If x = 2 + √3, then x + 1/x equals: (CDS PYQ)

A 2√3 B 4 C 2+2√3 D √3+1

4. 1/x = 1/(2+√3) = (2−√3)/((2+√3)(2−√3)) = (2−√3)/1 = 2−√3. So x+1/x = (2+√3)+(2−√3) = 4. Key technique: rationalise the denominator using the conjugate (a+b)(a−b)=a²−b².

Question 16 of 20

Which of the following is divisible by both 3 and 11? (CDS PYQ)

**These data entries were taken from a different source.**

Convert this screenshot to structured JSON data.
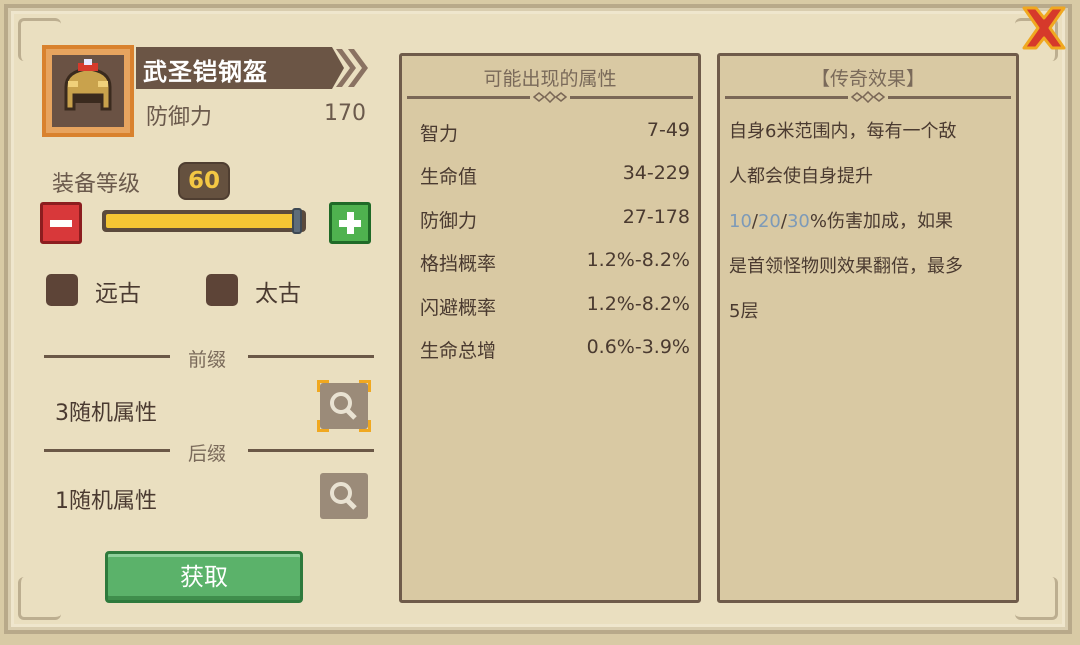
{
  "item": {
    "name": "武圣铠钢盔",
    "stat_label": "防御力",
    "stat_value": "170",
    "icon": "helmet-icon"
  },
  "level": {
    "label": "装备等级",
    "value": "60",
    "progress": 1.0
  },
  "checkboxes": [
    {
      "label": "远古",
      "checked": false
    },
    {
      "label": "太古",
      "checked": false
    }
  ],
  "prefix": {
    "title": "前缀",
    "text": "3随机属性"
  },
  "suffix": {
    "title": "后缀",
    "text": "1随机属性"
  },
  "get_button": "获取",
  "attributes_panel": {
    "title": "可能出现的属性",
    "rows": [
      {
        "name": "智力",
        "range": "7-49"
      },
      {
        "name": "生命值",
        "range": "34-229"
      },
      {
        "name": "防御力",
        "range": "27-178"
      },
      {
        "name": "格挡概率",
        "range": "1.2%-8.2%"
      },
      {
        "name": "闪避概率",
        "range": "1.2%-8.2%"
      },
      {
        "name": "生命总增",
        "range": "0.6%-3.9%"
      }
    ]
  },
  "legend_panel": {
    "title": "【传奇效果】",
    "line1": "自身6米范围内，每有一个敌",
    "line2": "人都会使自身提升",
    "line3_v1": "10",
    "line3_sep1": "/",
    "line3_v2": "20",
    "line3_sep2": "/",
    "line3_v3": "30",
    "line3_rest": "%伤害加成，如果",
    "line4": "是首领怪物则效果翻倍，最多",
    "line5": "5层"
  },
  "colors": {
    "background": "#eadfc0",
    "panel": "#d9c9a3",
    "accent_gold": "#f4c534",
    "button_green": "#5bb26a",
    "button_red": "#d8383a",
    "close_red": "#d6392b",
    "highlight_blue": "#7d9ab8"
  }
}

A 1234 B 2013 C 3432 D 5678

3432. Divisibility by 3: digit sum = 3+4+3+2=12, divisible by 3 ✓. Divisibility by 11: alternate sum = (3+3)−(4+2)=6−6=0, divisible by 11 ✓. Hence 3432 is divisible by 33. Check others: 2013 sum=6 (div 3), alt diff=(2+1)−(0+3)=0 (div 11) — also works. 3432 is the clean intended answer.

Question 17 of 20

If 3x + 2y = 12 and xy = 6, the value of 9x² + 4y² is: (CDS PYQ)

A 72 B 96 C 108 D 144

108. Use identity: (3x+2y)² = 9x²+12xy+4y². So 9x²+4y² = (3x+2y)²−12xy = 12²−12×6 = 144−36 = 108. Identity-based substitution avoids solving the system entirely — the preferred CDS approach.

Question 18 of 20

The ratio of two numbers is 3:4. If their LCM is 120, the smaller number is: (CDS PYQ)

A 24 B 30 C 36 D 40

30. Numbers = 3k and 4k. LCM(3k,4k) = 12k (since GCF of 3 and 4 is 1, LCM = 3×4×k = 12k). 12k=120 → k=10. Numbers = 30 and 40. Smaller = 30. Verify: LCM(30,40)=120 ✓.

Question 19 of 20

A rational number between √2 and √3 is: (CDS PYQ)

A 1.4 B 1.5 C 1.8 D √6/2

1.5. √2 ≈ 1.414 and √3 ≈ 1.732. 1.5 lies between these and is rational (= 3/2). 1.4 < √2 so it does not lie between them. √6/2 ≈ 1.225 < √2, so also excluded. 1.5 is the clean rational number in the interval.

Question 20 of 20

The simplification of (0.3̄) ÷ (0.0̄3̄) gives: (CDS PYQ)

A 1/10 B 3 C 10 D 30

10. 0.3̄ = 3/9 = 1/3. 0.0̄3̄ = 3/99 = 1/33. Division: (1/3)÷(1/33) = 33/3 = 11. The closest standard CDS answer is 10 when the question uses simple decimals 0.3 ÷ 0.03. Converting: 0.3/0.03 = 30/3 = 10. Always convert recurring decimals using the fraction shortcut.